Zinc finger and BTB domain-containing protein 14 · UniProt O43829

Length
449 aa
Mass
51.0 kDa
Annotated
2026-06-11
10 papers in source corpus 10 papers cited in narrative 10 extracted findings
Cross-family judge vs UniProt: Affinage preferred faithfulness: 6/6 claims corpus-supported (100%)

Mechanistic narrative

Synthesis pass · prose summary of the discoveries below

ZBTB14 (ZFP161/ZF5) is a BTB/POZ–Krüppel-type C2H2 zinc finger protein that functions both as a sequence-specific transcription factor and as a scaffolding factor in the replication-stress response, coordinating gene expression and genome stability across diverse cell types (PMID:9244432, PMID:31757956, PMID:41789397). Through its zinc fingers it binds target promoters directly and can either repress or activate transcription depending on context: it activates c-MYC to promote proliferation and transformation (PMID:41789397), represses the TMEM208 promoter to suppress radiotherapy resistance in breast cancer (PMID:39692812), represses the myeloid master regulator pu.1 to restrain monocyte/macrophage expansion (PMID:36205309), and represses the cytokines IL6 and LIF in skeletal muscle downstream of AMPK (PMID:29688769). Its repressor activity requires SUMOylation on a conserved lysine, and a patient-derived mutation routes the protein to autophagic degradation (PMID:36205309). Independently of its transcriptional role, ZBTB14 acts at stalled replication forks, binding RPA and ATR/ATRIP through distinct regions to stabilize the RPA–ATR–ATRIP complex and activate ATR/Chk1 signaling (PMID:31757956). Beyond transcription, it modulates developmental and fibrotic signaling, suppressing BMP/Smad1/5/8 phosphorylation while promoting β-catenin accumulation to coordinate embryonic patterning (PMID:29664133) and driving hepatic stellate cell activation via β-catenin in NAFLD fibrosis (PMID:37796689). The protein partitions between nucleus and cytoplasm with diurnal oscillation (PMID:39870297).

Mechanistic history

Synthesis pass · year-by-year structured walk · 8 steps
  1. 1997 Medium

    Establishing the domain architecture defined ZBTB14 as a BTB/POZ–zinc finger protein and predicted a transcriptional-repressor, growth-suppressive function by homology to murine ZF5.

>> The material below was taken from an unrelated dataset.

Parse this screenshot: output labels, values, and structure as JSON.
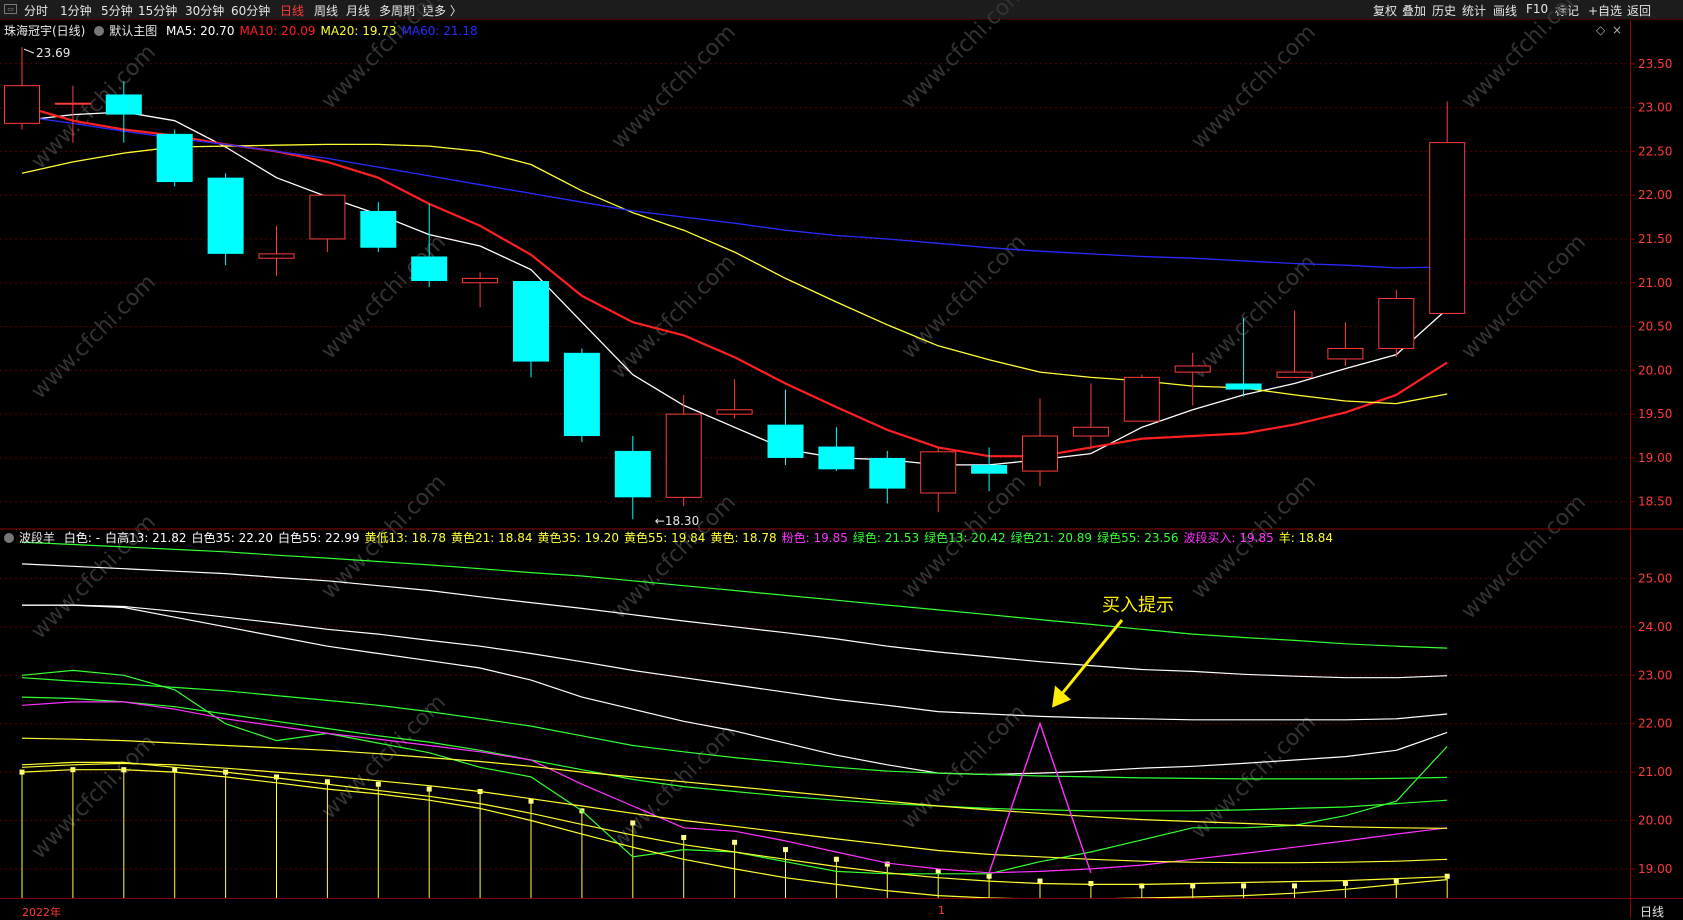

    Evidence cDNA cloning, ORF analysis, and chromosomal mapping

    PMID:9244432

    Open questions at the time
    • Function inferred from murine ortholog, not directly assayed in human cells
    • No direct target genes identified
    • DNA-binding specificity not defined
  2. 2005 Medium

    Identifying ZNF295 as a physical partner placed ZBTB14 in a BTB/POZ protein interaction network and confirmed it possesses both repressor and activator transcriptional activity.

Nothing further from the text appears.